At the end I did figure that the read-only check log which I posted above – and which completed within a minute – contained a max 'Backref 143118163968'. The repair run's actual numbers (exponentially more so in total) flew by way too fast, but they did give some hint – without knowing if it was a genuine one – to the ETA (actually it was around 149.5b).

Still, given that the FS was still readable: Next time I'll just backup and reformat. Vastly more economical in every possible aspect.

Two more notes:

1. If the printed messages from btrfs check were aligned to some fixed line number count, one could at least read them.
2. I seem to get "cache and super generation don't match" no matter what I do, but never mind.
Comment 25 David Sterba 2016-09-27 12:14:42 UTC
(In reply to Mark Fasheh from comment #20)
> Btw, I should add that I understated the capability of btrfsck's error
> handling, it's generally pretty good though the patch (and area of code) in
> question is lacking in that area.

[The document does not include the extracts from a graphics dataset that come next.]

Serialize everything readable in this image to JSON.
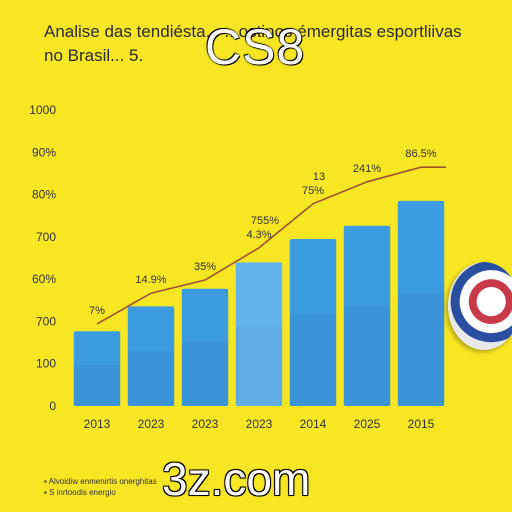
{
  "chart_data": {
    "type": "bar",
    "title": "Analise das tendiésta... ...ostinos émergitas esportliivas no Brasil... 5.",
    "categories": [
      "2013",
      "2023",
      "2023",
      "2023",
      "2014",
      "2025",
      "2015"
    ],
    "values": [
      255,
      340,
      400,
      490,
      570,
      615,
      700
    ],
    "line_values": [
      280,
      385,
      430,
      540,
      690,
      765,
      815
    ],
    "line_labels": [
      "7%",
      "14.9%",
      "35%",
      "4.3%",
      "75%",
      "241%",
      "86.5%"
    ],
    "line_labels_2": [
      "",
      "",
      "",
      "755%",
      "13",
      "",
      ""
    ],
    "yticks": [
      "0",
      "100",
      "700",
      "60%",
      "700",
      "80%",
      "90%",
      "1000"
    ],
    "highlight_index": 3,
    "colors": {
      "bar": "#3d9be0",
      "bar_highlight": "#63b3ec",
      "line": "#a0522d",
      "background": "#f7e623"
    },
    "legend_placement": "bottom-left"
  },
  "header": {
    "brand": "CS8"
  },
  "footer": {
    "site": "3z.com",
    "notes": [
      "Alvoidiw enmenirtis onerghitas",
      "S inrtoodis energio"
    ]
  }
}
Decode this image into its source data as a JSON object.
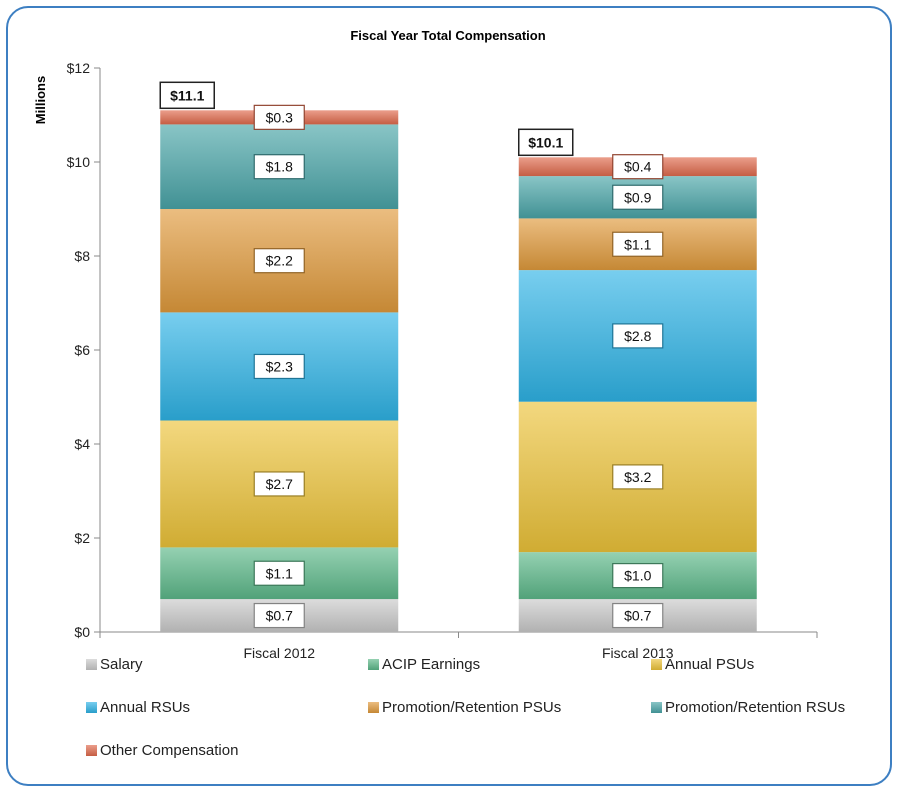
{
  "chart_data": {
    "type": "bar",
    "stacked": true,
    "title": "Fiscal Year Total Compensation",
    "ylabel": "Millions",
    "xlabel": "",
    "ylim": [
      0,
      12
    ],
    "yticks": [
      0,
      2,
      4,
      6,
      8,
      10,
      12
    ],
    "ytick_labels": [
      "$0",
      "$2",
      "$4",
      "$6",
      "$8",
      "$10",
      "$12"
    ],
    "categories": [
      "Fiscal 2012",
      "Fiscal 2013"
    ],
    "series": [
      {
        "name": "Salary",
        "values": [
          0.7,
          0.7
        ],
        "labels": [
          "$0.7",
          "$0.7"
        ],
        "color": "#c9c9c9"
      },
      {
        "name": "ACIP Earnings",
        "values": [
          1.1,
          1.0
        ],
        "labels": [
          "$1.1",
          "$1.0"
        ],
        "color": "#5cb889"
      },
      {
        "name": "Annual PSUs",
        "values": [
          2.7,
          3.2
        ],
        "labels": [
          "$2.7",
          "$3.2"
        ],
        "color": "#ecc33a"
      },
      {
        "name": "Annual RSUs",
        "values": [
          2.3,
          2.8
        ],
        "labels": [
          "$2.3",
          "$2.8"
        ],
        "color": "#2fb4e6"
      },
      {
        "name": "Promotion/Retention PSUs",
        "values": [
          2.2,
          1.1
        ],
        "labels": [
          "$2.2",
          "$1.1"
        ],
        "color": "#e09a3c"
      },
      {
        "name": "Promotion/Retention RSUs",
        "values": [
          1.8,
          0.9
        ],
        "labels": [
          "$1.8",
          "$0.9"
        ],
        "color": "#4aa5a8"
      },
      {
        "name": "Other Compensation",
        "values": [
          0.3,
          0.4
        ],
        "labels": [
          "$0.3",
          "$0.4"
        ],
        "color": "#e06a4c"
      }
    ],
    "totals": [
      11.1,
      10.1
    ],
    "total_labels": [
      "$11.1",
      "$10.1"
    ],
    "legend_position": "bottom",
    "grid": false
  }
}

That said, my point still stands - we
> can't let the dogma of 'No BUG_ONs' get in the way of common-sense logic
> checks to avoid situations that would be very bad for the user.

If you want to call it dogma, whatever. Throwing BUG_ONs everywhere is not the best way to handle errors, IMO. If the condition depends on external input, it must be handled in a better way, eg. print a message describing the condition, cleanup/rollback changes and then return with an error code that gets propagated upwards.